Cuando llegué a Garrapinillos, el barrio era muy diferente. Había una plaza de toros portátil de la peña "Jesús Millán", que es el torero de aquí, el héroe local, y yo paseaba por sus alrededores. Al fondo está la magnífica iglesia, afrancesada, del joven Ricardo Magdalena. Ahora la iluminan por la noche y parece acariciar un campo celeste de estrellas. Es preciosa. Suelo pasear de madrugada a mi perra Noa: hacia las dos de la mañana. Ahora han levantado la plaza y están construyendo adosados y urbanizaciones. Es bonito ver cómo se alzan día a día. A veces creo estar en un poblado norteamericano o en una ficción de Patricia Highsmith. Siempre que ando por ahí, entre margaritas gigantescas y amapolas, pienso en Mariano Gistaín. Siempre pienso en él porque le apasiona lo nuevo, el ensanchamiento de la ciudad, los impulsos de modernidad imparable. He estado hace un rato en este día de luminosa furia solar. Preparo con Gervasio Sánchez dos programas sobre la figura del reportero de guerra -uno dedicado a Robert Capa, y otro a él mismo-, y estoy repasando la vida y las fotos del enamorado de Gerda Taro -aquella muchacha promiscua que murió aplastada por una tanqueta en Brunete mientras coqueteaba con otro hombre- y de Ingrid Bergman.

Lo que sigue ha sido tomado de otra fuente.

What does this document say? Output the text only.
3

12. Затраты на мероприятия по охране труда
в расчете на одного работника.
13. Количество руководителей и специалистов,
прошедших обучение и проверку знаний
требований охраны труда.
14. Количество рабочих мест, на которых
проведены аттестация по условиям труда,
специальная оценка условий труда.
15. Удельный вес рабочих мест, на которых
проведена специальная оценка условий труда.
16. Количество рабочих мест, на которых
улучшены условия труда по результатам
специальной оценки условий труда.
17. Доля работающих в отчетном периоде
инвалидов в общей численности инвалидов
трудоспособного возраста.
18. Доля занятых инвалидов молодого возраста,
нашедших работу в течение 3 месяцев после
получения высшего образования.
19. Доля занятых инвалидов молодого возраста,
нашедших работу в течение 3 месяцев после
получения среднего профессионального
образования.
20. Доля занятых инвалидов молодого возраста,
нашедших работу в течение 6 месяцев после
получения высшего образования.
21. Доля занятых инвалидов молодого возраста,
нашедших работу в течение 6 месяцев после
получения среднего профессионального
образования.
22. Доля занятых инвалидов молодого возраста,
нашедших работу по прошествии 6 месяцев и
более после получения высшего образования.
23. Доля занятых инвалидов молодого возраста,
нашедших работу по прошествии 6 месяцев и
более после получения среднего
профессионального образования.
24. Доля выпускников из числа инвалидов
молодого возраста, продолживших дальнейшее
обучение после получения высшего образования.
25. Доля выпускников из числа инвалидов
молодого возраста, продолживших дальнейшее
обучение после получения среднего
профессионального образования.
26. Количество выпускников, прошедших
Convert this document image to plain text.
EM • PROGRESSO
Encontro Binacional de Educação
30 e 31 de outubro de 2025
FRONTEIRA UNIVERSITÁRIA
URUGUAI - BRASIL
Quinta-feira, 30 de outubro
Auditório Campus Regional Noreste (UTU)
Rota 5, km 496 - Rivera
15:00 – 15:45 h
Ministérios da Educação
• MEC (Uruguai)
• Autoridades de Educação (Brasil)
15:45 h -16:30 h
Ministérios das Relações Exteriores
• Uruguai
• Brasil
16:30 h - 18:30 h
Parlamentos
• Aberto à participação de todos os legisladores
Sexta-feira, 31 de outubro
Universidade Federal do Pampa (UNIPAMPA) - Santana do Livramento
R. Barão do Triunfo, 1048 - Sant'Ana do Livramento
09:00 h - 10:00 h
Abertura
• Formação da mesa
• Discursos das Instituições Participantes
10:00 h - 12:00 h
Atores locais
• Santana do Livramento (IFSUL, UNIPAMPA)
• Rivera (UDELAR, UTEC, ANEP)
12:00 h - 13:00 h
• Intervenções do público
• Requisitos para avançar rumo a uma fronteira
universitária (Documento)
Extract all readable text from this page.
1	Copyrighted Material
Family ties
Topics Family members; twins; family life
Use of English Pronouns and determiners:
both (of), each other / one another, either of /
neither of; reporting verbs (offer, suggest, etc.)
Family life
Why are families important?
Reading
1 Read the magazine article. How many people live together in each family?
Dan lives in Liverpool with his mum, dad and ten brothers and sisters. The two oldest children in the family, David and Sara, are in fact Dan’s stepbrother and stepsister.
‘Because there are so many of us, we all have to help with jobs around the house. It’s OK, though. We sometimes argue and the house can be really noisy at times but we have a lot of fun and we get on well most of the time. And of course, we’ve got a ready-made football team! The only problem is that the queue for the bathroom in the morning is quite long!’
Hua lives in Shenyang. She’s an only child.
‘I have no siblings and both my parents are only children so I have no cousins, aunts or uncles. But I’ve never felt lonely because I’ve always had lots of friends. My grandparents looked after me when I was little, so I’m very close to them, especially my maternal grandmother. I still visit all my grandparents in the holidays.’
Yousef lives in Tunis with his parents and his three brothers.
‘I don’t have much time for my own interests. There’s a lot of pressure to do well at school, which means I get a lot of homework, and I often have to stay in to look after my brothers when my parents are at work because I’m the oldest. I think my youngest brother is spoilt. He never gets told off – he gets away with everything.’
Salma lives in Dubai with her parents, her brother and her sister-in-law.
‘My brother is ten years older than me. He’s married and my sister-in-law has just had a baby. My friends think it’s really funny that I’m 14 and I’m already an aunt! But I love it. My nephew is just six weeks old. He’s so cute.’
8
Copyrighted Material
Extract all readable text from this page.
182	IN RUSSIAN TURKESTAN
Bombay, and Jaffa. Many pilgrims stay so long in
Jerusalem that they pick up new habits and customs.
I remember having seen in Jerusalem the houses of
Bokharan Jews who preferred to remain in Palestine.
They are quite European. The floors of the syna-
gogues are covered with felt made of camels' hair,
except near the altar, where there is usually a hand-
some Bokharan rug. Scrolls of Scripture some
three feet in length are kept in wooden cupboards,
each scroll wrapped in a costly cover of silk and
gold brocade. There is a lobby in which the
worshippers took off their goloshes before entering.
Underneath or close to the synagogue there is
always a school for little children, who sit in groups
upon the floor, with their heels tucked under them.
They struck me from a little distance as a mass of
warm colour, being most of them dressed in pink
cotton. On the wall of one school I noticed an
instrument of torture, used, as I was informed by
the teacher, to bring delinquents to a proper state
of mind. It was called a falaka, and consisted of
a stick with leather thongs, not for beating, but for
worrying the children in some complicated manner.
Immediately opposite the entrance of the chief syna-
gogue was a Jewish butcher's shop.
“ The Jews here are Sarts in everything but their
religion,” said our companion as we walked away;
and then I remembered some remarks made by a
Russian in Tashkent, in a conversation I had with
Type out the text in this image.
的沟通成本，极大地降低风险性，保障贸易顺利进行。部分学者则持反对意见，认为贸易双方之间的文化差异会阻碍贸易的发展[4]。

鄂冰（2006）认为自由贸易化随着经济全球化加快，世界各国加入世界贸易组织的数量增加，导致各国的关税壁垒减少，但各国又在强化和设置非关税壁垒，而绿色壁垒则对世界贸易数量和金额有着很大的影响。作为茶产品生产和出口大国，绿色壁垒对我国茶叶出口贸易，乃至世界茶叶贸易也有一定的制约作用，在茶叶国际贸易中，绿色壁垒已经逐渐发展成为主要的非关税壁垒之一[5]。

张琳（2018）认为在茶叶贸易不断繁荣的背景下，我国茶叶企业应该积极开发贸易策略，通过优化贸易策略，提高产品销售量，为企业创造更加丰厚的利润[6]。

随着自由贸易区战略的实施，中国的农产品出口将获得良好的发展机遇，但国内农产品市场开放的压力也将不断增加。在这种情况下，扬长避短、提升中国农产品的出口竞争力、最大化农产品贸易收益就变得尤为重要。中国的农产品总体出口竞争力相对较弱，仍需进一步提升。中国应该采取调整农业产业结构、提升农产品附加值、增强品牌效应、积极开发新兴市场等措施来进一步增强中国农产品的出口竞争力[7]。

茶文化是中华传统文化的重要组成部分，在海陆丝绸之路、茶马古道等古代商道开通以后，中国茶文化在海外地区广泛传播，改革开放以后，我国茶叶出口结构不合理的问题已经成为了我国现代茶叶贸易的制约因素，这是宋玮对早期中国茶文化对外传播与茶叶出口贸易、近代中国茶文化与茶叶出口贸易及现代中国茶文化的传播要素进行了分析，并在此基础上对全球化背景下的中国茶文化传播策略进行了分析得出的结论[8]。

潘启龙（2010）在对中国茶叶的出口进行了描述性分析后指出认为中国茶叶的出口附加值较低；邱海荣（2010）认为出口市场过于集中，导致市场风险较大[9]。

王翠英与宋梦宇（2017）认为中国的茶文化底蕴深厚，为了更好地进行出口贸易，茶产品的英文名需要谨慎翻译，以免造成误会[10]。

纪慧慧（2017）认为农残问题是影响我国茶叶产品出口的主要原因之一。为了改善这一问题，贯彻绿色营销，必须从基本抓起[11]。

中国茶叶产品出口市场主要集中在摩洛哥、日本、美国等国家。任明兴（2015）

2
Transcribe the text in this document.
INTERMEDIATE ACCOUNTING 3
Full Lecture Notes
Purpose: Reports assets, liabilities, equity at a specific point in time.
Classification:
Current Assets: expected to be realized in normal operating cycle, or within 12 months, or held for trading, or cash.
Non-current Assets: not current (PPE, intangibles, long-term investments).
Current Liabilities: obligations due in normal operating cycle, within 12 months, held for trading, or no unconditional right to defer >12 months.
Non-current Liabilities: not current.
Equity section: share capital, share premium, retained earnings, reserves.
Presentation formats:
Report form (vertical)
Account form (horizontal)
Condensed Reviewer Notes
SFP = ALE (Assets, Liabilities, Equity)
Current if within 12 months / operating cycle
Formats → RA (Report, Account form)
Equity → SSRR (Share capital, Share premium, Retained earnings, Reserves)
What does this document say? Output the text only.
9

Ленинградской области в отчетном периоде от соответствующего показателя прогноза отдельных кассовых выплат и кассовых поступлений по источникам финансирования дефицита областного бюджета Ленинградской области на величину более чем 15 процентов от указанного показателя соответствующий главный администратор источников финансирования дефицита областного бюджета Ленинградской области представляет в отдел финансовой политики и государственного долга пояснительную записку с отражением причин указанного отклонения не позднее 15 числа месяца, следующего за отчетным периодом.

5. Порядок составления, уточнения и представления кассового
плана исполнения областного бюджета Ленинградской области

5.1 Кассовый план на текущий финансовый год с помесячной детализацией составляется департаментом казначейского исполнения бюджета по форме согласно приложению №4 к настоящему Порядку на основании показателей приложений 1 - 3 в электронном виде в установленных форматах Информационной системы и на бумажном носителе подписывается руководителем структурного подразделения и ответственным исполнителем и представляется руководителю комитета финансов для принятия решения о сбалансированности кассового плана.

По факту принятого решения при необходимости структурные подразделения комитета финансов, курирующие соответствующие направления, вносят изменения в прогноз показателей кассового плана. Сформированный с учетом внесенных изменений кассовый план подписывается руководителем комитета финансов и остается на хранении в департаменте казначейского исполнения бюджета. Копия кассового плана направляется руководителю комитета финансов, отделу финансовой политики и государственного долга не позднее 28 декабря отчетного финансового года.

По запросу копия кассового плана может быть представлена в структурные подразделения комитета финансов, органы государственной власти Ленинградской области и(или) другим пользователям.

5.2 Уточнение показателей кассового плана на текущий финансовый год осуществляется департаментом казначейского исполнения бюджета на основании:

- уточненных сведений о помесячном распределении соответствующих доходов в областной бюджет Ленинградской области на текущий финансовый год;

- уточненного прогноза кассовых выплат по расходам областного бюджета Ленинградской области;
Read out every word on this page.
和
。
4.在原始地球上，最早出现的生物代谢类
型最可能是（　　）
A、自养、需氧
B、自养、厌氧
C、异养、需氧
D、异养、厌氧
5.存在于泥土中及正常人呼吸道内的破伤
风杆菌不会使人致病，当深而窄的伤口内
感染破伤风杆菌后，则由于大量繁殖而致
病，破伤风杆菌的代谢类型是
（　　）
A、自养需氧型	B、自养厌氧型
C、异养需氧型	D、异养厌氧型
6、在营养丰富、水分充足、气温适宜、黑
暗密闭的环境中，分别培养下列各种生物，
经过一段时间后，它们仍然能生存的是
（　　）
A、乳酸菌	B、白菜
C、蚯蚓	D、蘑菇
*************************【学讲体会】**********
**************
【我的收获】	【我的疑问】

Capa quiso ser fotógrafo. Estaba con los de abajo, con los perdedores, con los humillados y ofendidos, aunque fueran aquellos cachorros alemanes a los que Hitler sacó de las granjas y las escuelas y los mandó a combatir, sin saber nada de las guerras, sin saber siquiera como se empuña un fusil. A su amigo del alma Henri Cartier-Bresson, Capa le dijo una vez: "Si te dices artista, no te encargarán ningún reportaje. Preséntate como periodista y luego haces lo que quieras".

Capa también dijo aquello de "si tus fotos no son lo suficientemente buenas es que no te has acercado lo suficiente".